IBMは20日(現地時間)、Telelogicブランドのソフトウェアおよびシステム開発ツールを強化することを発表した。IBMはTelelogicの買収を2008年4月3日に完了しているが、今回のソフトウェアおよびシステム開発ツールの強化は買収前にすでに計画されていたもの。

同強化により、Webベースワークフローを持つ変更管理ソリューション「Telelogic Change」が「Telelogic Change 5.0」へとアップグレードされたほか、エンタープライズアーキテクチャおよびビジネスモデリングソリューション「Telelogic System Architect」とTelelogic Change 5.0を統合した「System Architect/Change」が新たにラインナップに付け加えられた。

また、要件ライフサイクル管理ソリューション「Telelogic DOORS」に「Telelogic DOORS 9.0」「DOORS Web Access」「DOORS/TraceLine」が追加されたほか、Microsoft Visual Studio Team Foundation Serverとの統合が行われる。

Telelogicのシステム/ソフトウェアポートフォリオ

"Telelogic Change 5.0"では、複数の開発リポジトリを連携させることにより、異なる構成管理ソリューションを利用するグローバルな開発チームが、単一でグローバルなアプリケーション・ライフサイクル・マネジメント(ALM2.0)を利用することが可能となり、より優れたシステムやソフトウェアの構築、および製品化までの時間を短縮することができるようになる。TelelogicのVice President,Marketing & Business Development Systems & Software Modeling Bussiness UnitのGeorge LeBlanc氏は「1つの中央化させた同プロセスを用いることにより、開発期間は最大で50%削減された例もある」と語る。

また、CMMIレベル2からレベル4のサポートや不具合レベルの予想、脆弱なプロセスエリアを特定するための測定基準やレポートの提供が行われるほか、ソフトウェア開発ライフサイクルの全体にわたり不具合をトレースすることが可能なため、品質保証(QA)マネージャは、不具合レベル、テストや予算を正確に予測するために必要となる情報と理解を得ることが可能となる。

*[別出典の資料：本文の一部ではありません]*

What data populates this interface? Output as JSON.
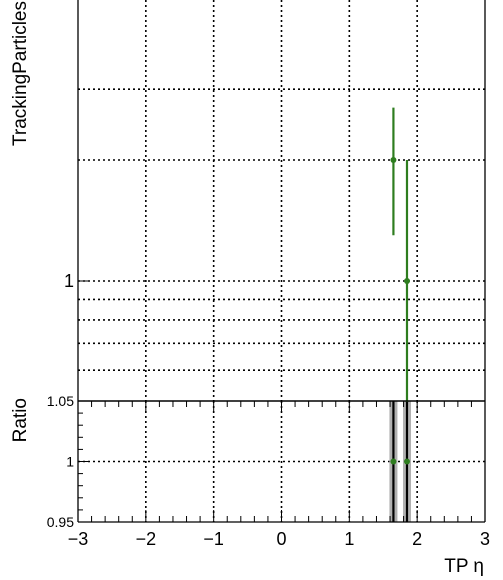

"System Architect/Change"では、モデルベース・ワークフローに対して、変更管理プロセスを追加することで、BusinessとITユーザーの両者が、アーキテクチャや開発プロジェクトにおいて協力することができるようになる。また、アーキテクチャモデルの構築と拡張をサポートすると同時に変更要求やそれらによるITや組織に対する影響を可視化することが可能なため、エンタープライズ・アーキテクチャ・プロジェクトや、それに関連するSOAやビジネスプロセス分析などにおける統治のための形式的手法が提供されることとなる。

"Telelogic DOORSファミリ"に新たに追加された3つの製品および機能により、要件定義と管理のための新しい基準が提示される。これにより、ビジネスおよび開発チームは、要件の定義、分析と要件変更、目標に対する進捗状況の管理、共同作業、および結果を検証することが可能となる。

"DOOR 9.0"では、協調ディスカッションのための拡張機能および「Telelogic Directory Service」が提供される。同サービスは、複数のDOORSサーバ、他のTelelogic製品、およびLDAP(Lightweight Directory Access Protocol)を介したサードパーティ製品において、共通のユーザー管理機能を提供するもの。

また、"DOORS/TraceLine"では、ビジネスとエンジニアリングを適合させるため、開発者でない人のためにALMを拡張、DOORS情報やトレーサビリティ構造をステークホルダの視点に合わせて可視化、ブラウズ、管理することができ、複雑なプロジェクトに対する、明確で詳細なビューが提供される。

さらに、"DOORS Web Access"を用いることで、Webブラウザを通して、DOORSのデータベースにある要件へアクセスすることが可能となる。これにより、クライアントソフトをインストールしなくても、要件のレビューや検討をする際に、世界中のどこからでも参加することが可能となる。また、LeBlanc氏によると、近い将来にアクセス機能だけではなく、編集する機能も付加する計画であるという。

なお、"Telelogic Change 5.0"および"System Architect/Change"は2008年第3四半期中の提供が、DOORS製品とMicrosoft Visual Studio Team Foundation Serverが統合された製品は2008年第2四半期中の提供がそれぞれ予定されている。